Format Method. First of all we need an agreement that all integers are of the following formats: 6n, 6N + 1, 6N + 2, 6N + 3, 6N + 4, 6N + 5, where N is an integer. If we go to 6N + 6 this can be written 6(N+1) which is just another version of 6N. I claim 6N + 1 and 6N + 5 are the only possible primes (having exactly 2 divisors, 1 and itself). 6N is obviously divisible by 6. 6N + 2 is the sum of 2 even numbers thus even and divisible by 2, as is 6N + 4. 6N + 3 is the sum of two numbers divisible by 3 thus divisible by three itself. Therefore we only need consider 6N + 1 and 6N + 5.
Now onto our problem:
36N^2 + 12N + 1 or 36N^2 + 60N + 25
36N^2 + 12N + 18 or 36N^2 + 60N + 42
With a minimum of algebra we get:
12(3N^2 + N + 1) + 6 or 12(3N^2 + 5N + 3) + 6
Dividing by 12 we can see that both these numbers leave a remainder of 6.
Consecutive Integer Method. Let P be our prime number bigger than 3
Square it: P^2
Add 17: P^2 + 17
Rearranging algebraically we get: (P^2 - 1) + 18
Now factor. (P - 1)(P + 1) + 18
Here's where consecutive integers comes in.
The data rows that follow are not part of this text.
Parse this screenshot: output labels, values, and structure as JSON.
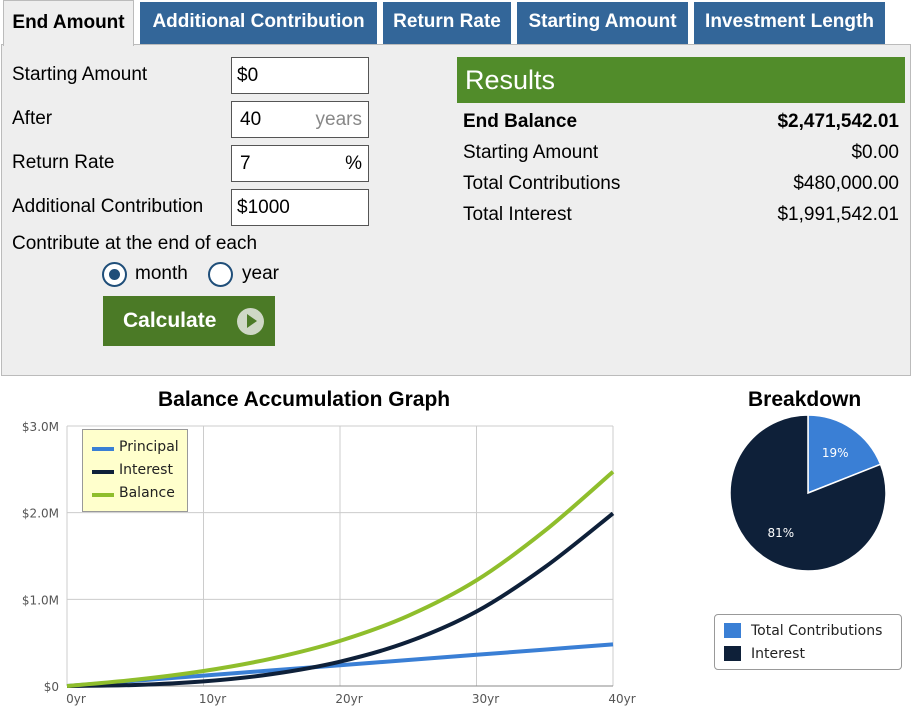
{
  "tabs": [
    {
      "label": "End Amount",
      "active": true
    },
    {
      "label": "Additional Contribution",
      "active": false
    },
    {
      "label": "Return Rate",
      "active": false
    },
    {
      "label": "Starting Amount",
      "active": false
    },
    {
      "label": "Investment Length",
      "active": false
    }
  ],
  "form": {
    "starting_amount_label": "Starting Amount",
    "starting_amount_value": "$0",
    "after_label": "After",
    "after_value": "40",
    "after_unit": "years",
    "return_rate_label": "Return Rate",
    "return_rate_value": "7",
    "return_rate_unit": "%",
    "additional_contribution_label": "Additional Contribution",
    "additional_contribution_value": "$1000",
    "contribute_label": "Contribute at the end of each",
    "option_month": "month",
    "option_year": "year",
    "selected_option": "month",
    "calculate_label": "Calculate"
  },
  "results": {
    "title": "Results",
    "rows": [
      {
        "label": "End Balance",
        "value": "$2,471,542.01"
      },
      {
        "label": "Starting Amount",
        "value": "$0.00"
      },
      {
        "label": "Total Contributions",
        "value": "$480,000.00"
      },
      {
        "label": "Total Interest",
        "value": "$1,991,542.01"
      }
    ]
  },
  "colors": {
    "tab_blue": "#336699",
    "results_green": "#518c2a",
    "button_green": "#4b7a26",
    "principal": "#3a7fd5",
    "interest": "#0e2039",
    "balance": "#8fbe2c"
  },
  "chart_data": [
    {
      "type": "line",
      "title": "Balance Accumulation Graph",
      "x": [
        0,
        5,
        10,
        15,
        20,
        25,
        30,
        35,
        40
      ],
      "x_tick_labels": [
        "0yr",
        "10yr",
        "20yr",
        "30yr",
        "40yr"
      ],
      "x_ticks": [
        0,
        10,
        20,
        30,
        40
      ],
      "y_tick_labels": [
        "$0",
        "$1.0M",
        "$2.0M",
        "$3.0M"
      ],
      "y_ticks": [
        0,
        1000000,
        2000000,
        3000000
      ],
      "xlim": [
        0,
        40
      ],
      "ylim": [
        0,
        3000000
      ],
      "grid": true,
      "legend_position": "top-left",
      "series": [
        {
          "name": "Principal",
          "values": [
            0,
            60000,
            120000,
            180000,
            240000,
            300000,
            360000,
            420000,
            480000
          ]
        },
        {
          "name": "Interest",
          "values": [
            0,
            12000,
            53000,
            137000,
            281000,
            510000,
            859000,
            1370000,
            1991542
          ]
        },
        {
          "name": "Balance",
          "values": [
            0,
            72000,
            173000,
            317000,
            521000,
            810000,
            1219000,
            1790000,
            2471542
          ]
        }
      ]
    },
    {
      "type": "pie",
      "title": "Breakdown",
      "legend_position": "bottom",
      "slices": [
        {
          "name": "Total Contributions",
          "value": 19,
          "label": "19%"
        },
        {
          "name": "Interest",
          "value": 81,
          "label": "81%"
        }
      ]
    }
  ]
}
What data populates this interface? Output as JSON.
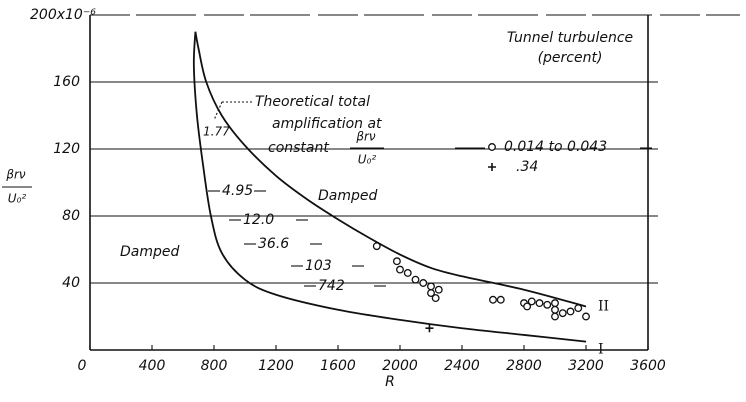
{
  "chart_data": {
    "type": "scatter",
    "x_label": "R",
    "y_label": {
      "numerator": "βrν",
      "denominator": "U₀²"
    },
    "xlim": [
      0,
      3600
    ],
    "xticks": [
      0,
      400,
      800,
      1200,
      1600,
      2000,
      2400,
      2800,
      3200,
      3600
    ],
    "ylim": [
      0,
      200
    ],
    "yticks": [
      40,
      80,
      120,
      160,
      {
        "value": 200,
        "label": "200x10⁻⁶"
      }
    ],
    "grid": "y",
    "legend_title": [
      "Tunnel turbulence",
      "(percent)"
    ],
    "series": [
      {
        "name": "0.014 to 0.043",
        "marker": "circle",
        "color": "#111111",
        "x": [
          1850,
          1980,
          2000,
          2050,
          2100,
          2150,
          2200,
          2200,
          2230,
          2250,
          2600,
          2650,
          2800,
          2820,
          2850,
          2900,
          2950,
          3000,
          3000,
          3000,
          3050,
          3100,
          3150,
          3200
        ],
        "values": [
          62,
          53,
          48,
          46,
          42,
          40,
          38,
          34,
          31,
          36,
          30,
          30,
          28,
          26,
          29,
          28,
          27,
          28,
          24,
          20,
          22,
          23,
          25,
          20
        ]
      },
      {
        "name": ".34",
        "marker": "plus",
        "color": "#111111",
        "x": [
          2190
        ],
        "values": [
          13
        ]
      }
    ],
    "curves": [
      {
        "name": "II",
        "x": [
          680,
          700,
          750,
          850,
          1000,
          1200,
          1400,
          1600,
          1800,
          2000,
          2200,
          2400,
          2800,
          3200
        ],
        "values": [
          190,
          180,
          160,
          140,
          122,
          104,
          90,
          78,
          67,
          57,
          49,
          44,
          36,
          26
        ]
      },
      {
        "name": "I",
        "x": [
          680,
          670,
          690,
          730,
          780,
          850,
          1000,
          1200,
          1600,
          2000,
          2400,
          2800,
          3200
        ],
        "values": [
          190,
          170,
          140,
          110,
          80,
          58,
          42,
          33,
          24,
          18,
          13,
          9,
          5
        ]
      }
    ],
    "annotation": {
      "lines": [
        "Theoretical total",
        "amplification at",
        "constant"
      ],
      "numerator": "βrν",
      "denominator": "U₀²"
    },
    "contour_labels": [
      "1.77",
      "4.95",
      "12.0",
      "36.6",
      "103",
      "742"
    ],
    "region_labels": [
      "Damped",
      "Damped"
    ]
  }
}
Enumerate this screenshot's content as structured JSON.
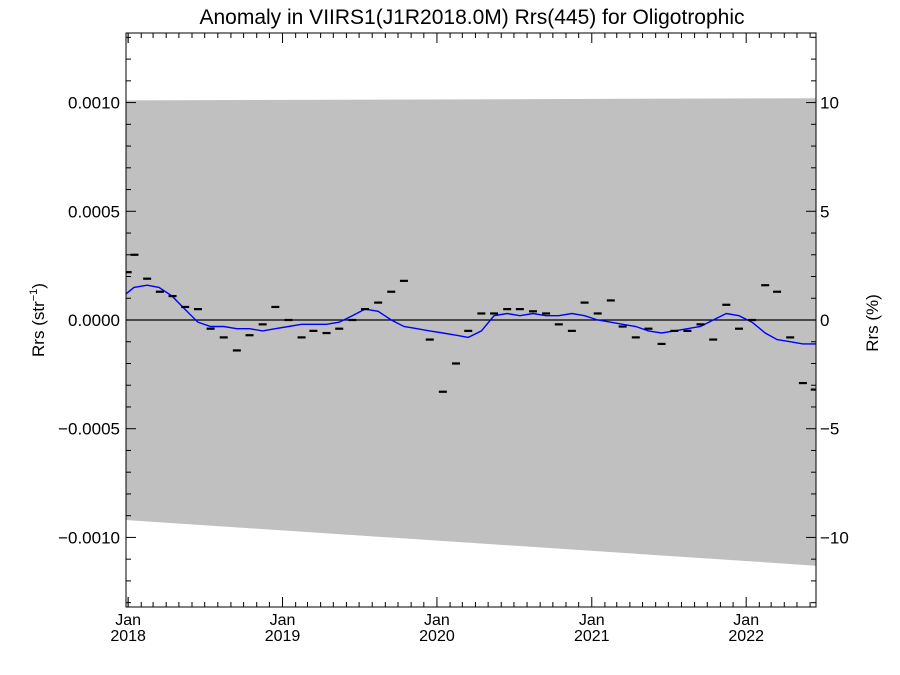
{
  "chart_data": {
    "type": "scatter",
    "title": "Anomaly in VIIRS1(J1R2018.0M) Rrs(445) for Oligotrophic",
    "ylabel_left": "Rrs (str",
    "ylabel_left_sup": "−1",
    "ylabel_left_close": ")",
    "ylabel_right": "Rrs (%)",
    "xlim": [
      "2017-12-27",
      "2022-06-15"
    ],
    "ylim": [
      -0.00132,
      0.00132
    ],
    "ylim_right": [
      -13.2,
      13.2
    ],
    "grid": false,
    "x_ticks": [
      {
        "date": "2018-01-01",
        "line1": "Jan",
        "line2": "2018"
      },
      {
        "date": "2019-01-01",
        "line1": "Jan",
        "line2": "2019"
      },
      {
        "date": "2020-01-01",
        "line1": "Jan",
        "line2": "2020"
      },
      {
        "date": "2021-01-01",
        "line1": "Jan",
        "line2": "2021"
      },
      {
        "date": "2022-01-01",
        "line1": "Jan",
        "line2": "2022"
      }
    ],
    "y_ticks": [
      {
        "value": 0.001,
        "label": "0.0010"
      },
      {
        "value": 0.0005,
        "label": "0.0005"
      },
      {
        "value": 0.0,
        "label": "0.0000"
      },
      {
        "value": -0.0005,
        "label": "−0.0005"
      },
      {
        "value": -0.001,
        "label": "−0.0010"
      }
    ],
    "y_ticks_right": [
      {
        "value": 10,
        "label": "10"
      },
      {
        "value": 5,
        "label": "5"
      },
      {
        "value": 0,
        "label": "0"
      },
      {
        "value": -5,
        "label": "−5"
      },
      {
        "value": -10,
        "label": "−10"
      }
    ],
    "envelope": {
      "x": [
        "2017-12-27",
        "2022-06-15"
      ],
      "upper": [
        0.00101,
        0.00102
      ],
      "lower": [
        -0.00092,
        -0.00113
      ],
      "color": "#c0c0c0"
    },
    "zero_line_color": "#000000",
    "points": {
      "color": "#000000",
      "x": [
        "2017-12-31",
        "2018-01-16",
        "2018-02-15",
        "2018-03-17",
        "2018-04-16",
        "2018-05-16",
        "2018-06-15",
        "2018-07-15",
        "2018-08-15",
        "2018-09-15",
        "2018-10-15",
        "2018-11-15",
        "2018-12-15",
        "2019-01-15",
        "2019-02-15",
        "2019-03-15",
        "2019-04-15",
        "2019-05-15",
        "2019-06-15",
        "2019-07-15",
        "2019-08-15",
        "2019-09-15",
        "2019-10-15",
        "2019-12-15",
        "2020-01-15",
        "2020-02-15",
        "2020-03-15",
        "2020-04-15",
        "2020-05-15",
        "2020-06-15",
        "2020-07-15",
        "2020-08-15",
        "2020-09-15",
        "2020-10-15",
        "2020-11-15",
        "2020-12-15",
        "2021-01-15",
        "2021-02-15",
        "2021-03-15",
        "2021-04-15",
        "2021-05-15",
        "2021-06-15",
        "2021-07-15",
        "2021-08-15",
        "2021-09-15",
        "2021-10-15",
        "2021-11-15",
        "2021-12-15",
        "2022-01-15",
        "2022-02-15",
        "2022-03-15",
        "2022-04-15",
        "2022-05-15",
        "2022-06-12"
      ],
      "values": [
        0.00022,
        0.0003,
        0.00019,
        0.00013,
        0.00011,
        6e-05,
        5e-05,
        -4e-05,
        -8e-05,
        -0.00014,
        -7e-05,
        -2e-05,
        6e-05,
        0.0,
        -8e-05,
        -5e-05,
        -6e-05,
        -4e-05,
        0.0,
        5e-05,
        8e-05,
        0.00013,
        0.00018,
        -9e-05,
        -0.00033,
        -0.0002,
        -5e-05,
        3e-05,
        3e-05,
        5e-05,
        5e-05,
        4e-05,
        3e-05,
        -2e-05,
        -5e-05,
        8e-05,
        3e-05,
        9e-05,
        -3e-05,
        -8e-05,
        -4e-05,
        -0.00011,
        -5e-05,
        -5e-05,
        -2e-05,
        -9e-05,
        7e-05,
        -4e-05,
        0.0,
        0.00016,
        0.00013,
        -8e-05,
        -0.00029,
        -0.00032
      ]
    },
    "smooth_line": {
      "color": "#0000ff",
      "x": [
        "2017-12-27",
        "2018-01-15",
        "2018-02-15",
        "2018-03-15",
        "2018-04-15",
        "2018-05-15",
        "2018-06-15",
        "2018-07-15",
        "2018-08-15",
        "2018-09-15",
        "2018-10-15",
        "2018-11-15",
        "2018-12-15",
        "2019-01-15",
        "2019-02-15",
        "2019-03-15",
        "2019-04-15",
        "2019-05-15",
        "2019-06-15",
        "2019-07-15",
        "2019-08-15",
        "2019-09-15",
        "2019-10-15",
        "2019-11-15",
        "2019-12-15",
        "2020-01-15",
        "2020-02-15",
        "2020-03-15",
        "2020-04-15",
        "2020-05-15",
        "2020-06-15",
        "2020-07-15",
        "2020-08-15",
        "2020-09-15",
        "2020-10-15",
        "2020-11-15",
        "2020-12-15",
        "2021-01-15",
        "2021-02-15",
        "2021-03-15",
        "2021-04-15",
        "2021-05-15",
        "2021-06-15",
        "2021-07-15",
        "2021-08-15",
        "2021-09-15",
        "2021-10-15",
        "2021-11-15",
        "2021-12-15",
        "2022-01-15",
        "2022-02-15",
        "2022-03-15",
        "2022-04-15",
        "2022-05-15",
        "2022-06-15"
      ],
      "values": [
        0.00012,
        0.00015,
        0.00016,
        0.00015,
        0.00011,
        5e-05,
        -1e-05,
        -3e-05,
        -3e-05,
        -4e-05,
        -4e-05,
        -5e-05,
        -4e-05,
        -3e-05,
        -2e-05,
        -2e-05,
        -2e-05,
        -1e-05,
        2e-05,
        5e-05,
        4e-05,
        0.0,
        -3e-05,
        -4e-05,
        -5e-05,
        -6e-05,
        -7e-05,
        -8e-05,
        -5e-05,
        2e-05,
        3e-05,
        2e-05,
        3e-05,
        2e-05,
        2e-05,
        3e-05,
        2e-05,
        0.0,
        -1e-05,
        -2e-05,
        -3e-05,
        -5e-05,
        -6e-05,
        -5e-05,
        -4e-05,
        -3e-05,
        0.0,
        3e-05,
        2e-05,
        -1e-05,
        -6e-05,
        -9e-05,
        -0.0001,
        -0.00011,
        -0.00011
      ]
    }
  }
}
P - 1, P, P + 1 are consecutive integers (for example if P is 11 the we get 10, 11, 12)
Therefore either P + 1 or P - 1 is divisible by 3
And because P itself is odd (all prime numbers bigger than 3 are odd) then both P - 1 and P + 1 are even and (P - 1)(P + 1) is divisible by 4. Thus (P - 1)(P + 1) is divisible by 12.
Sooooooo (P - 1)(P +1) + 18 when divided by 12 leaves a remainder of 6 (we need only consider what happen when we divide 18 by 12).